Une chroniqueuse des Grandes Gueules écartée de RMC après une condamnation pour injure publique
Figure historique de la radio, l'enseignante d'histoire-géographie Barbara Lefebvre était régulièrement au centre des débats animés de la mi-journée. Une sanction judiciaire dommageable pour la direction de RMC, désormais contrainte d'agir avec fermeté face à la gravité des faits et à la grogne interne.
Une condamnation judiciaire qui scelle son sort ?
Le 15 avril 2026, la 17e chambre correctionnelle du tribunal de Paris a frappé fort en condamnant la chroniqueuse à une amende de 1 000 euros pour "injure publique en raison de l'origine." En réaction immédiate, la station a pris la décision de suspendre sa collaboratrice jusqu'à nouvel ordre. Selon les informations dévoilées par Le Parisien, un entretien stratégique est d'ores et déjà programmé avec la direction pour statuer sur son retrait définitif de l'émission phare. En attendant, elle a été "mise à l'écart."

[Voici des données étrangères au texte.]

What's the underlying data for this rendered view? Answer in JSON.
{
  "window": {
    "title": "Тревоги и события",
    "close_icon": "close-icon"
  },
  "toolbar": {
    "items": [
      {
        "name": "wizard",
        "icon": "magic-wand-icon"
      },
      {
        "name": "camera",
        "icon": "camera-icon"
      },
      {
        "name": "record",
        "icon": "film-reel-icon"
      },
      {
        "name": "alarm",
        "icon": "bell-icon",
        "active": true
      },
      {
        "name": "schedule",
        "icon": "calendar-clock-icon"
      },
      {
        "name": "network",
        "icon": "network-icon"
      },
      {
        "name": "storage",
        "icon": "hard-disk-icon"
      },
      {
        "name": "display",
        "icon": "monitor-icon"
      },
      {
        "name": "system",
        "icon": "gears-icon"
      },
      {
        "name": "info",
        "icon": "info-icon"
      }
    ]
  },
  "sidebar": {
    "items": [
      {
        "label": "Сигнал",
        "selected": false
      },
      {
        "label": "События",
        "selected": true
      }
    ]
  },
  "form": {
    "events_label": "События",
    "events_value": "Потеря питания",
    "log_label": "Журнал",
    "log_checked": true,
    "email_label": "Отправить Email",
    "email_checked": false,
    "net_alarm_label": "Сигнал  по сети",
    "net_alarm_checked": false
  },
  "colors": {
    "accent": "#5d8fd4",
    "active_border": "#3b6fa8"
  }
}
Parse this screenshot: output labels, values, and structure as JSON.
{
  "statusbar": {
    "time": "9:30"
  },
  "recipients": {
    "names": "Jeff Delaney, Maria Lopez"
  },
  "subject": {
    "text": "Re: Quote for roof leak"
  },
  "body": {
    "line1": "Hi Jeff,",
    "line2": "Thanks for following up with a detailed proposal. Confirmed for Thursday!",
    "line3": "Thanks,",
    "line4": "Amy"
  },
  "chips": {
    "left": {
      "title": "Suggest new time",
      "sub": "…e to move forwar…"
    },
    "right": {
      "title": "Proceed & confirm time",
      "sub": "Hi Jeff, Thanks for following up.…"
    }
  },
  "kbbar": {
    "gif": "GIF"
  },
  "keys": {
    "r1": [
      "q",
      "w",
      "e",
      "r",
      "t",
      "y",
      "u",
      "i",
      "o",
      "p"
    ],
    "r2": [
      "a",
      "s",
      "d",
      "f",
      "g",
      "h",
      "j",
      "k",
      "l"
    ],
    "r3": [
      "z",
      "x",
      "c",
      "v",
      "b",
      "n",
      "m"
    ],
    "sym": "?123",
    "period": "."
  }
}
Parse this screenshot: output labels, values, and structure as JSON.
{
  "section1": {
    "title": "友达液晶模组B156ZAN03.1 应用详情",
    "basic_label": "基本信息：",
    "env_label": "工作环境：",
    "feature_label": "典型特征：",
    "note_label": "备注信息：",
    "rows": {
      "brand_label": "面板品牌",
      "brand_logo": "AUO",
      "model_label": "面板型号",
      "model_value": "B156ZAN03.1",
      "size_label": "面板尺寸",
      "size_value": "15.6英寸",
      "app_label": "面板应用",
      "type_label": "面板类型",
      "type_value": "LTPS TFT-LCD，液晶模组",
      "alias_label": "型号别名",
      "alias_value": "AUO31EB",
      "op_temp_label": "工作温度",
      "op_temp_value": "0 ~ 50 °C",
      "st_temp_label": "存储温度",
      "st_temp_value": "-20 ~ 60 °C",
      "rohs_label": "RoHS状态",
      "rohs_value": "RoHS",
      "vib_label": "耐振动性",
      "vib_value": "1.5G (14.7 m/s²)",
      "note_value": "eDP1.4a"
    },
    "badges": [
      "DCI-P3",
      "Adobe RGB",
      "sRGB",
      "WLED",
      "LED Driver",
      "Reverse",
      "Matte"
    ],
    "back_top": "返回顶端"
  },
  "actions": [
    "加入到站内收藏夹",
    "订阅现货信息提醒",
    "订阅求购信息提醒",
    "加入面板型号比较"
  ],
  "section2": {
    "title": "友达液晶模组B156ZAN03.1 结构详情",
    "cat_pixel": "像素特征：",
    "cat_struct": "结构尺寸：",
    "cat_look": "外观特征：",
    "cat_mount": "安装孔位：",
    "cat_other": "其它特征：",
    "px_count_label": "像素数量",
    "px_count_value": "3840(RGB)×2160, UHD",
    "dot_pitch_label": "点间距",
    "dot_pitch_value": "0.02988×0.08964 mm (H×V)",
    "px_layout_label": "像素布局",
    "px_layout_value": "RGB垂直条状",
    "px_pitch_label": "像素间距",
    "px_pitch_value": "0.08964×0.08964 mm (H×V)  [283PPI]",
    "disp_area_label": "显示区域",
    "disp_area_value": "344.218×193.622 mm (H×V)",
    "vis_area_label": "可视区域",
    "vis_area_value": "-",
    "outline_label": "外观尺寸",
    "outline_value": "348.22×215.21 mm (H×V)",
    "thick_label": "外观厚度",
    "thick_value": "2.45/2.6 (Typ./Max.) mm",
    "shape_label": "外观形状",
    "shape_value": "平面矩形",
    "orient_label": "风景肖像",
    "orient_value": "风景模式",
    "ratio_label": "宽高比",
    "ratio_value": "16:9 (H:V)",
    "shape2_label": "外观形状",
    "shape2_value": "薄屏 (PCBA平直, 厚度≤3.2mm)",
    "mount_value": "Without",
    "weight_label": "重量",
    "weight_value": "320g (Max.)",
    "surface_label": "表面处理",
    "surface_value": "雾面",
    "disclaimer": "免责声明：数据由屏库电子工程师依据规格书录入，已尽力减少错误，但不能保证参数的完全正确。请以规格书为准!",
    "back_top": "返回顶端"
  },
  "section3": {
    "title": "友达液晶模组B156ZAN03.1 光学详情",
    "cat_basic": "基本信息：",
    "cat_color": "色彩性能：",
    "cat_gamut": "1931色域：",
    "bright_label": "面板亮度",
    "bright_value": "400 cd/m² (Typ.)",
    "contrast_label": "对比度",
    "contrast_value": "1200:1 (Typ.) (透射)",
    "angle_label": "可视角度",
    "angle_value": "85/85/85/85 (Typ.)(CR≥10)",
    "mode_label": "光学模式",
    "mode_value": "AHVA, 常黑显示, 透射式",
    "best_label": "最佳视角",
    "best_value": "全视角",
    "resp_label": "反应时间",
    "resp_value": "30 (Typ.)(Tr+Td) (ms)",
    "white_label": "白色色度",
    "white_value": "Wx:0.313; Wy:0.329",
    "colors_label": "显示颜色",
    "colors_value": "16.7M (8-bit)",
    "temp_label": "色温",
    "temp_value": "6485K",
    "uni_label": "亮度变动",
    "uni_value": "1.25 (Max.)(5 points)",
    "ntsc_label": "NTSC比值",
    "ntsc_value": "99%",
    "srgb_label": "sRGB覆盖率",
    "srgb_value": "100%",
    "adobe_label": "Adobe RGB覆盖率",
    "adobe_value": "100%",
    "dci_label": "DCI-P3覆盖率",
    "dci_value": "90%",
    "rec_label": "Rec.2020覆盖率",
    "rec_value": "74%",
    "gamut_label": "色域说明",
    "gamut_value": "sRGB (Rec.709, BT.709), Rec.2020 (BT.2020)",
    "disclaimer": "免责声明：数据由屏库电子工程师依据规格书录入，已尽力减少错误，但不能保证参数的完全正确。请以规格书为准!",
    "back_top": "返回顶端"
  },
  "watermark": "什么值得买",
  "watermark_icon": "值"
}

Des propos injurieux envers les gens du voyage
La controverse trouve sa source en avril 2024, au cours d'un débat consacré aux violences en milieu hospitalier. Barbara Lefebvre avait alors violemment ciblé la communauté des gens du voyage. "Non, ils n'ont pas les codes d'une société civilisée. Alors ils vivent selon leurs règles. Les gens du voyage, les machins", affirmait-elle à l'antenne, comme le rappelle le SNJ. L'intervenante était allée jusqu'à accuser cette population de maltraitance animale, dénonçant des accueils "à coup de barres de fer", avant d'inviter froidement ces citoyens français à aller "se faire soigner dans le pays des gens du voyage."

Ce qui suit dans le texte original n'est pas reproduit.